Your DataFrame is now sequenced according to the date index.
Example
import pandas as pd # Read the CSV file into a DataFrame data = pd.read_csv('filename.csv') # Sort the DataFrame by the 'Date' column data.sort_values(by='Date', key=pd.to_datetime, inplace=True) # Set 'Date' as the DataFrame's index data.set_index('Date', inplace=True) # Print the sorted DataFrame print(data)
Output
Date Value 2022-01-01 200 2022-05-01 250 2023-01-01 100 2023-05-01 150
sort_index()
This technique operates as follows −
Kickstart by incorporating pandas and importing your CSV file into a DataFrame.
Use sort_index to organize the DataFrame by its index. This method doesn't need any parameters, as it automatically sorts by the DataFrame's index
Your DataFrame is now sequenced according to its index
Example
import pandas as pd # Read the CSV file into a DataFrame data = pd.read_csv('filename.csv') # Sort the DataFrame by its index data.sort_index(inplace=True) # Print the sorted DataFrame print(data)
Output
Value 0 200 1 100 2 150 3 250
In all the code examples, replace 'filename.csv' with the actual path to your CSV file.
Conclusion
In this article, we have carefully illustrated the procedure of manipulating the sequence of dates in an Excel file with the assistance of Pandas.
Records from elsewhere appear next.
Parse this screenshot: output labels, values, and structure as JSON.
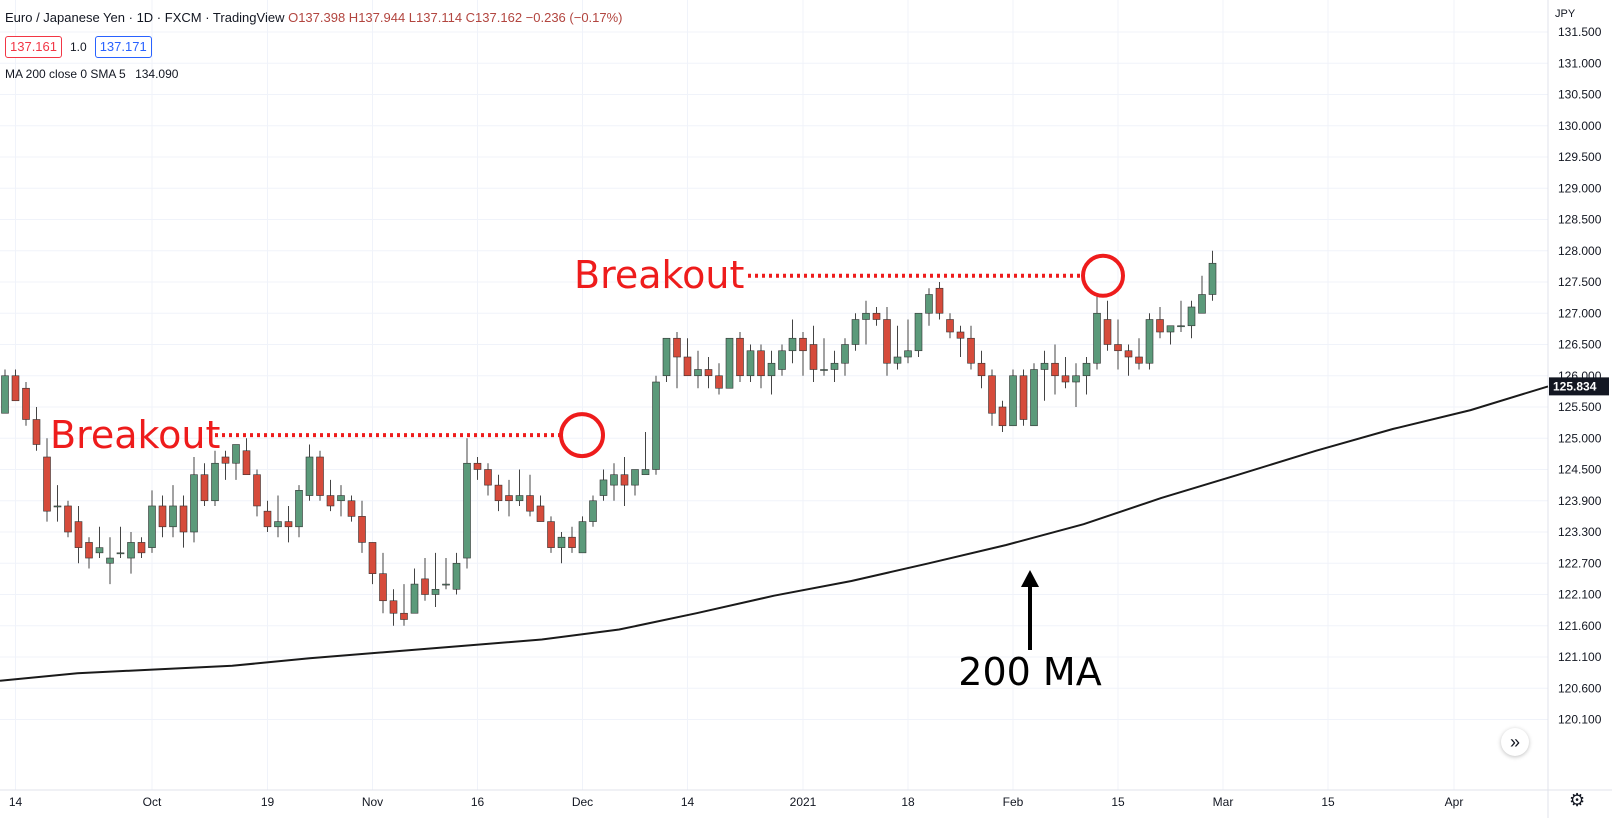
{
  "header": {
    "symbol": "Euro / Japanese Yen",
    "interval": "1D",
    "exchange": "FXCM",
    "platform": "TradingView",
    "ohlc": "O137.398 H137.944 L137.114 C137.162 −0.236 (−0.17%)"
  },
  "price_boxes": {
    "sell": "137.161",
    "spread": "1.0",
    "buy": "137.171"
  },
  "ma_legend": {
    "label": "MA 200 close 0 SMA 5",
    "value": "134.090"
  },
  "currency": "JPY",
  "colors": {
    "up": "#5b9a7a",
    "down": "#d64b3b",
    "wick": "#444444",
    "ma": "#1a1a1a",
    "annotation": "#ee1c1c",
    "grid": "#f0f3fa",
    "last_price_bg": "#131722"
  },
  "chart_data": {
    "type": "candlestick",
    "y_ticks": [
      131.5,
      131.0,
      130.5,
      130.0,
      129.5,
      129.0,
      128.5,
      128.0,
      127.5,
      127.0,
      126.5,
      126.0,
      125.5,
      125.0,
      124.5,
      123.9,
      123.3,
      122.7,
      122.1,
      121.6,
      121.1,
      120.6,
      120.1
    ],
    "y_tick_labels": [
      "131.500",
      "131.000",
      "130.500",
      "130.000",
      "129.500",
      "129.000",
      "128.500",
      "128.000",
      "127.500",
      "127.000",
      "126.500",
      "126.000",
      "125.500",
      "125.000",
      "124.500",
      "123.900",
      "123.300",
      "122.700",
      "122.100",
      "121.600",
      "121.100",
      "120.600",
      "120.100"
    ],
    "x_labels": [
      {
        "label": "14",
        "bar": 1
      },
      {
        "label": "Oct",
        "bar": 14
      },
      {
        "label": "19",
        "bar": 25
      },
      {
        "label": "Nov",
        "bar": 35
      },
      {
        "label": "16",
        "bar": 45
      },
      {
        "label": "Dec",
        "bar": 55
      },
      {
        "label": "14",
        "bar": 65
      },
      {
        "label": "2021",
        "bar": 76
      },
      {
        "label": "18",
        "bar": 86
      },
      {
        "label": "Feb",
        "bar": 96
      },
      {
        "label": "15",
        "bar": 106
      },
      {
        "label": "Mar",
        "bar": 116
      },
      {
        "label": "15",
        "bar": 126
      },
      {
        "label": "Apr",
        "bar": 138
      }
    ],
    "candles": [
      [
        125.4,
        126.1,
        125.4,
        126.0
      ],
      [
        126.0,
        126.1,
        125.6,
        125.6
      ],
      [
        125.8,
        125.9,
        125.2,
        125.3
      ],
      [
        125.3,
        125.5,
        124.8,
        124.9
      ],
      [
        124.7,
        125.0,
        123.5,
        123.7
      ],
      [
        123.8,
        124.2,
        123.5,
        123.8
      ],
      [
        123.8,
        123.9,
        123.2,
        123.3
      ],
      [
        123.5,
        123.8,
        122.7,
        123.0
      ],
      [
        123.1,
        123.2,
        122.6,
        122.8
      ],
      [
        122.9,
        123.4,
        122.8,
        123.0
      ],
      [
        122.7,
        123.2,
        122.3,
        122.8
      ],
      [
        122.9,
        123.4,
        122.8,
        122.9
      ],
      [
        122.8,
        123.3,
        122.5,
        123.1
      ],
      [
        123.1,
        123.2,
        122.8,
        122.9
      ],
      [
        123.0,
        124.1,
        122.9,
        123.8
      ],
      [
        123.8,
        124.0,
        123.2,
        123.4
      ],
      [
        123.4,
        124.2,
        123.2,
        123.8
      ],
      [
        123.8,
        124.0,
        123.0,
        123.3
      ],
      [
        123.3,
        124.7,
        123.1,
        124.4
      ],
      [
        124.4,
        124.6,
        123.8,
        123.9
      ],
      [
        123.9,
        124.8,
        123.8,
        124.6
      ],
      [
        124.7,
        124.8,
        124.3,
        124.6
      ],
      [
        124.6,
        124.9,
        124.3,
        124.9
      ],
      [
        124.8,
        125.0,
        124.4,
        124.4
      ],
      [
        124.4,
        124.5,
        123.6,
        123.8
      ],
      [
        123.7,
        123.9,
        123.3,
        123.4
      ],
      [
        123.4,
        124.0,
        123.2,
        123.5
      ],
      [
        123.5,
        123.8,
        123.1,
        123.4
      ],
      [
        123.4,
        124.2,
        123.2,
        124.1
      ],
      [
        124.0,
        124.9,
        123.9,
        124.7
      ],
      [
        124.7,
        124.8,
        123.9,
        124.0
      ],
      [
        124.0,
        124.3,
        123.7,
        123.8
      ],
      [
        123.9,
        124.2,
        123.6,
        124.0
      ],
      [
        123.9,
        124.0,
        123.5,
        123.6
      ],
      [
        123.6,
        123.9,
        122.9,
        123.1
      ],
      [
        123.1,
        123.1,
        122.3,
        122.5
      ],
      [
        122.5,
        122.9,
        121.8,
        122.0
      ],
      [
        122.0,
        122.2,
        121.6,
        121.8
      ],
      [
        121.8,
        122.3,
        121.6,
        121.7
      ],
      [
        121.8,
        122.6,
        121.8,
        122.3
      ],
      [
        122.4,
        122.8,
        122.0,
        122.1
      ],
      [
        122.1,
        122.9,
        121.9,
        122.2
      ],
      [
        122.3,
        122.8,
        122.2,
        122.3
      ],
      [
        122.2,
        122.9,
        122.1,
        122.7
      ],
      [
        122.8,
        125.0,
        122.6,
        124.6
      ],
      [
        124.6,
        124.7,
        124.3,
        124.5
      ],
      [
        124.5,
        124.6,
        124.0,
        124.2
      ],
      [
        124.2,
        124.4,
        123.7,
        123.9
      ],
      [
        124.0,
        124.3,
        123.6,
        123.9
      ],
      [
        123.9,
        124.5,
        123.8,
        124.0
      ],
      [
        124.0,
        124.4,
        123.6,
        123.7
      ],
      [
        123.8,
        124.0,
        123.5,
        123.5
      ],
      [
        123.5,
        123.6,
        122.9,
        123.0
      ],
      [
        123.0,
        123.3,
        122.7,
        123.2
      ],
      [
        123.2,
        123.4,
        122.9,
        123.0
      ],
      [
        122.9,
        123.6,
        122.9,
        123.5
      ],
      [
        123.5,
        124.0,
        123.4,
        123.9
      ],
      [
        124.0,
        124.5,
        123.9,
        124.3
      ],
      [
        124.2,
        124.6,
        123.9,
        124.4
      ],
      [
        124.4,
        124.7,
        123.8,
        124.2
      ],
      [
        124.2,
        124.5,
        124.0,
        124.5
      ],
      [
        124.4,
        125.1,
        124.4,
        124.5
      ],
      [
        124.5,
        126.0,
        124.4,
        125.9
      ],
      [
        126.0,
        126.6,
        125.9,
        126.6
      ],
      [
        126.6,
        126.7,
        125.8,
        126.3
      ],
      [
        126.3,
        126.6,
        126.0,
        126.0
      ],
      [
        126.0,
        126.4,
        125.8,
        126.1
      ],
      [
        126.1,
        126.3,
        125.8,
        126.0
      ],
      [
        126.0,
        126.2,
        125.7,
        125.8
      ],
      [
        125.8,
        126.6,
        125.8,
        126.6
      ],
      [
        126.6,
        126.7,
        125.9,
        126.0
      ],
      [
        126.0,
        126.5,
        125.9,
        126.4
      ],
      [
        126.4,
        126.5,
        125.8,
        126.0
      ],
      [
        126.0,
        126.4,
        125.7,
        126.2
      ],
      [
        126.1,
        126.5,
        126.0,
        126.4
      ],
      [
        126.4,
        126.9,
        126.2,
        126.6
      ],
      [
        126.6,
        126.7,
        126.0,
        126.4
      ],
      [
        126.5,
        126.8,
        125.9,
        126.1
      ],
      [
        126.1,
        126.6,
        126.0,
        126.1
      ],
      [
        126.1,
        126.4,
        125.9,
        126.2
      ],
      [
        126.2,
        126.6,
        126.0,
        126.5
      ],
      [
        126.5,
        127.0,
        126.4,
        126.9
      ],
      [
        126.9,
        127.2,
        126.5,
        127.0
      ],
      [
        127.0,
        127.1,
        126.8,
        126.9
      ],
      [
        126.9,
        127.1,
        126.0,
        126.2
      ],
      [
        126.2,
        126.8,
        126.1,
        126.3
      ],
      [
        126.3,
        126.9,
        126.2,
        126.4
      ],
      [
        126.4,
        127.0,
        126.3,
        127.0
      ],
      [
        127.0,
        127.4,
        126.8,
        127.3
      ],
      [
        127.4,
        127.5,
        126.9,
        127.0
      ],
      [
        126.9,
        127.0,
        126.6,
        126.7
      ],
      [
        126.7,
        126.8,
        126.3,
        126.6
      ],
      [
        126.6,
        126.8,
        126.1,
        126.2
      ],
      [
        126.2,
        126.4,
        125.8,
        126.0
      ],
      [
        126.0,
        126.1,
        125.2,
        125.4
      ],
      [
        125.5,
        125.6,
        125.1,
        125.2
      ],
      [
        125.2,
        126.1,
        125.2,
        126.0
      ],
      [
        126.0,
        126.1,
        125.2,
        125.3
      ],
      [
        125.2,
        126.2,
        125.2,
        126.1
      ],
      [
        126.1,
        126.4,
        125.6,
        126.2
      ],
      [
        126.2,
        126.5,
        125.7,
        126.0
      ],
      [
        126.0,
        126.3,
        125.8,
        125.9
      ],
      [
        125.9,
        126.2,
        125.5,
        126.0
      ],
      [
        126.0,
        126.3,
        125.7,
        126.2
      ],
      [
        126.2,
        127.3,
        126.1,
        127.0
      ],
      [
        126.9,
        127.2,
        126.4,
        126.5
      ],
      [
        126.5,
        126.9,
        126.1,
        126.4
      ],
      [
        126.4,
        126.5,
        126.0,
        126.3
      ],
      [
        126.3,
        126.6,
        126.1,
        126.2
      ],
      [
        126.2,
        127.0,
        126.1,
        126.9
      ],
      [
        126.9,
        127.1,
        126.6,
        126.7
      ],
      [
        126.7,
        126.8,
        126.5,
        126.8
      ],
      [
        126.8,
        127.2,
        126.7,
        126.8
      ],
      [
        126.8,
        127.2,
        126.6,
        127.1
      ],
      [
        127.0,
        127.6,
        127.0,
        127.3
      ],
      [
        127.3,
        128.0,
        127.2,
        127.8
      ]
    ],
    "ma200": [
      [
        0,
        120.72
      ],
      [
        10,
        120.84
      ],
      [
        20,
        120.9
      ],
      [
        30,
        120.96
      ],
      [
        40,
        121.08
      ],
      [
        50,
        121.18
      ],
      [
        60,
        121.28
      ],
      [
        70,
        121.38
      ],
      [
        80,
        121.54
      ],
      [
        90,
        121.8
      ],
      [
        100,
        122.08
      ],
      [
        110,
        122.36
      ],
      [
        120,
        122.7
      ],
      [
        130,
        123.05
      ],
      [
        140,
        123.45
      ],
      [
        150,
        123.95
      ],
      [
        160,
        124.4
      ],
      [
        170,
        124.8
      ],
      [
        180,
        125.15
      ],
      [
        190,
        125.45
      ],
      [
        200,
        125.83
      ]
    ],
    "ma200_x_scale": "bar-fraction",
    "last_price_label": "125.834",
    "annotations": [
      {
        "text": "Breakout",
        "level": 125.05
      },
      {
        "text": "Breakout",
        "level": 127.6
      },
      {
        "text": "200 MA"
      }
    ]
  }
}
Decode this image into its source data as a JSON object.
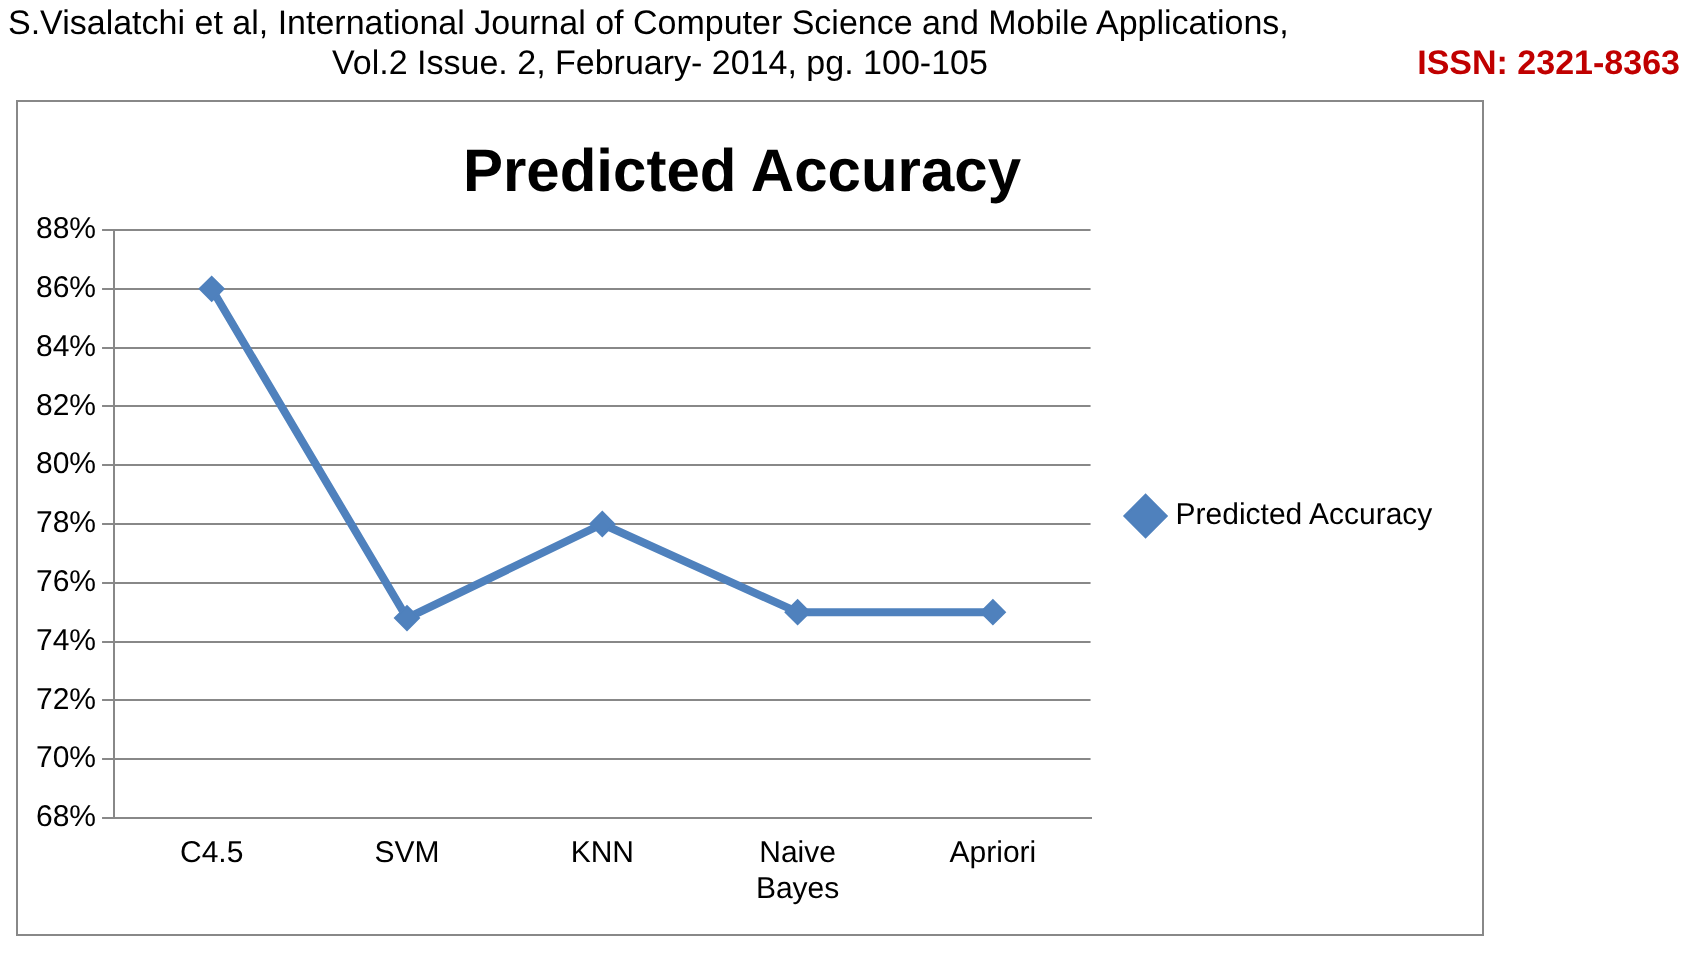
{
  "chart_data": {
    "type": "line",
    "title": "Predicted Accuracy",
    "annotations": [
      "S.Visalatchi et al, International Journal of Computer Science and Mobile Applications,",
      "Vol.2 Issue. 2, February- 2014, pg. 100-105",
      "ISSN: 2321-8363"
    ],
    "categories": [
      "C4.5",
      "SVM",
      "KNN",
      "Naive Bayes",
      "Apriori"
    ],
    "series": [
      {
        "name": "Predicted Accuracy",
        "color": "#4f81bd",
        "values": [
          86,
          74.8,
          78,
          75,
          75
        ]
      }
    ],
    "ylim": [
      68,
      88
    ],
    "yticks": [
      {
        "value": 68,
        "label": "68%"
      },
      {
        "value": 70,
        "label": "70%"
      },
      {
        "value": 72,
        "label": "72%"
      },
      {
        "value": 74,
        "label": "74%"
      },
      {
        "value": 76,
        "label": "76%"
      },
      {
        "value": 78,
        "label": "78%"
      },
      {
        "value": 80,
        "label": "80%"
      },
      {
        "value": 82,
        "label": "82%"
      },
      {
        "value": 84,
        "label": "84%"
      },
      {
        "value": 86,
        "label": "86%"
      },
      {
        "value": 88,
        "label": "88%"
      }
    ],
    "grid": "y",
    "legend": "right",
    "marker": "diamond",
    "line_style": "solid"
  }
}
Python's versatile pandas library is an efficient tool to sort data in a CSV file based on a variety of criteria, such as by column value or index. Archiving the sorted data back into a CSV file retains the structured data for further exploration or future operations, thereby demonstrating the powerful data manipulation capabilities of Python.